Hacker News new | ask | show | jobs
by elyobo 2336 days ago
We do something like this; one of the outputs of the data pipeline is an sqlite file that's deployed nightly along with code to App Engine. The sqlite stuff is all read only, read/write data for the app is stored in firestore instead.

We initially used json but ran in to memory issues; sqlite is more memory efficient and being able to use SQL instead of the wild SQL-esque is both faster and more reliable.

2 comments

Yes, I have been doing same thing, only with LMDB.

I do not think LMDB could load from in-memory only object (as it has to have file to memory-map to), however.

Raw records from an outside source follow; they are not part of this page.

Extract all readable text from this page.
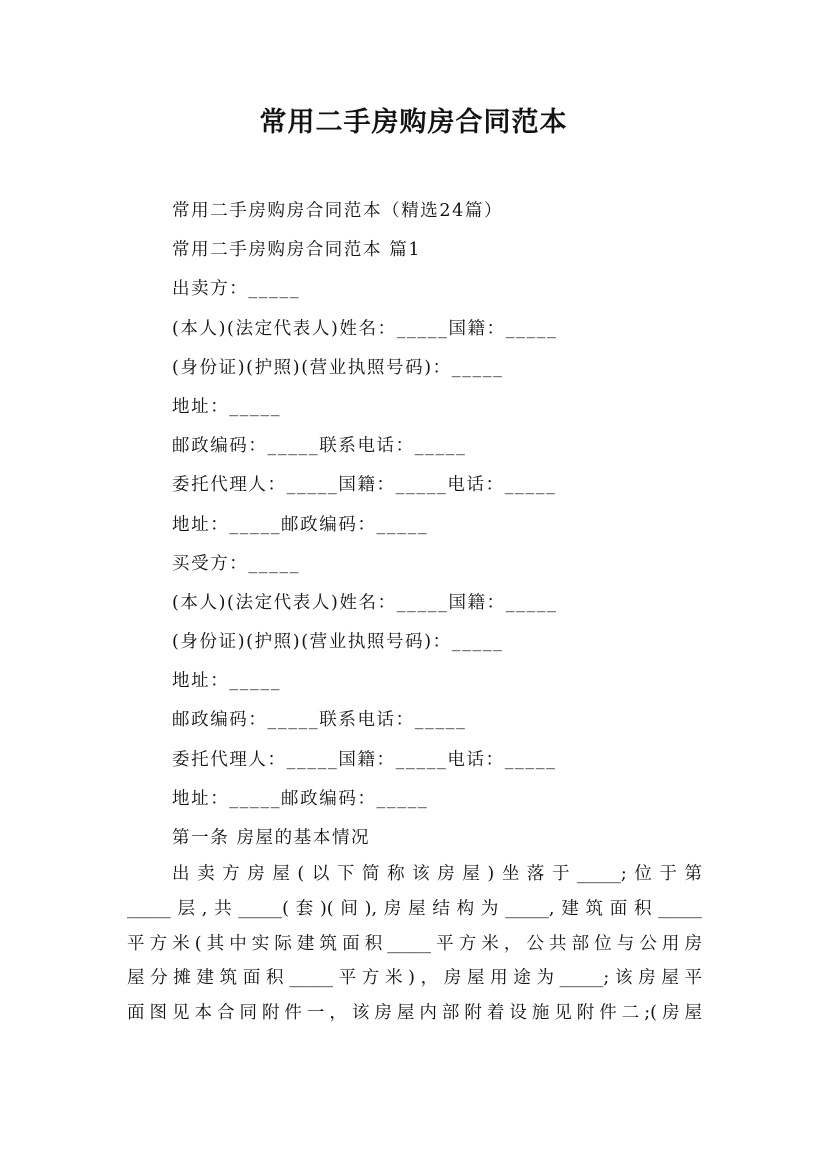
常用二手房购房合同范本
常用二手房购房合同范本（精选24篇）
常用二手房购房合同范本 篇1
出卖方：_____
(本人)(法定代表人)姓名：_____国籍：_____
(身份证)(护照)(营业执照号码)：_____
地址：_____
邮政编码：_____联系电话：_____
委托代理人：_____国籍：_____电话：_____
地址：_____邮政编码：_____
买受方：_____
(本人)(法定代表人)姓名：_____国籍：_____
(身份证)(护照)(营业执照号码)：_____
地址：_____
邮政编码：_____联系电话：_____
委托代理人：_____国籍：_____电话：_____
地址：_____邮政编码：_____
第一条 房屋的基本情况
出卖方房屋(以下简称该房屋)坐落于_____;位于第
_____层,共_____(套)(间),房屋结构为_____,建筑面积_____
平方米(其中实际建筑面积_____平方米，公共部位与公用房
屋分摊建筑面积_____平方米)，房屋用途为_____;该房屋平
面图见本合同附件一，该房屋内部附着设施见附件二;(房屋
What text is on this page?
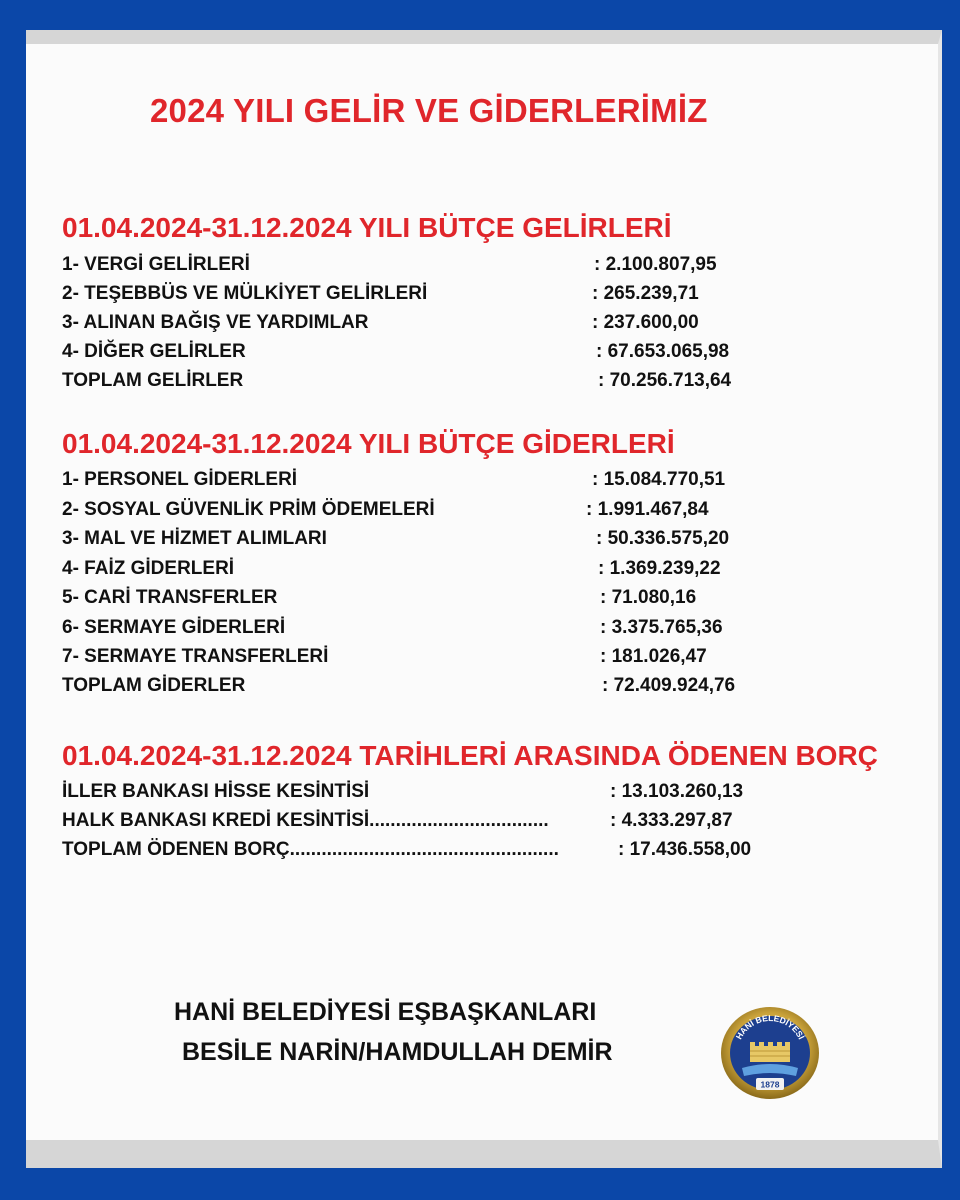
2024 YILI GELİR VE GİDERLERİMİZ
01.04.2024-31.12.2024 YILI BÜTÇE GELİRLERİ
1- VERGİ GELİRLERİ	: 2.100.807,95
2- TEŞEBBÜS VE MÜLKİYET GELİRLERİ	: 265.239,71
3- ALINAN BAĞIŞ VE YARDIMLAR	: 237.600,00
4- DİĞER GELİRLER	: 67.653.065,98
TOPLAM GELİRLER	: 70.256.713,64
01.04.2024-31.12.2024 YILI BÜTÇE GİDERLERİ
1- PERSONEL GİDERLERİ	: 15.084.770,51
2- SOSYAL GÜVENLİK PRİM ÖDEMELERİ	: 1.991.467,84
3- MAL VE HİZMET ALIMLARI	: 50.336.575,20
4- FAİZ GİDERLERİ	: 1.369.239,22
5- CARİ TRANSFERLER	: 71.080,16
6- SERMAYE GİDERLERİ	: 3.375.765,36
7- SERMAYE TRANSFERLERİ	: 181.026,47
TOPLAM GİDERLER	: 72.409.924,76
01.04.2024-31.12.2024 TARİHLERİ ARASINDA ÖDENEN BORÇ
İLLER BANKASI HİSSE KESİNTİSİ	: 13.103.260,13
HALK BANKASI KREDİ KESİNTİSİ..................................	: 4.333.297,87
TOPLAM ÖDENEN BORÇ...................................................	: 17.436.558,00
HANİ BELEDİYESİ EŞBAŞKANLARI
BESİLE NARİN/HAMDULLAH DEMİR
HANİ BELEDİYESİ
1878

But same design reasons, I wanted something that

a) I can move across host architectures

b) something that can act as key-val cache, as soon as the processes using it are restarted (so no cache hydrating delay)

c) something that I can diff/archive/restore/modify in place

We tested sqllite for the above purpose at the time, and writing speed and ( b ) - lmdb was significantly faster.

So we lost the flexibility of SQLite, but I felt it was a reasonable tradeoff, given our needs.

I also know that one of the Intel's python toolkits for image recognition/ai, uses LMDB (optionally) store images that processing routines do not have incur the cost of directory lookups when touching millions of small images. (forgot the name of the toolkit though)…

Overall, this a very valid practice/pattern in data processing pipelines, kudos to you for mentioning it.

"wild SQL-esque" should have been "wild SQL-esque thing I wrote to query the JSON"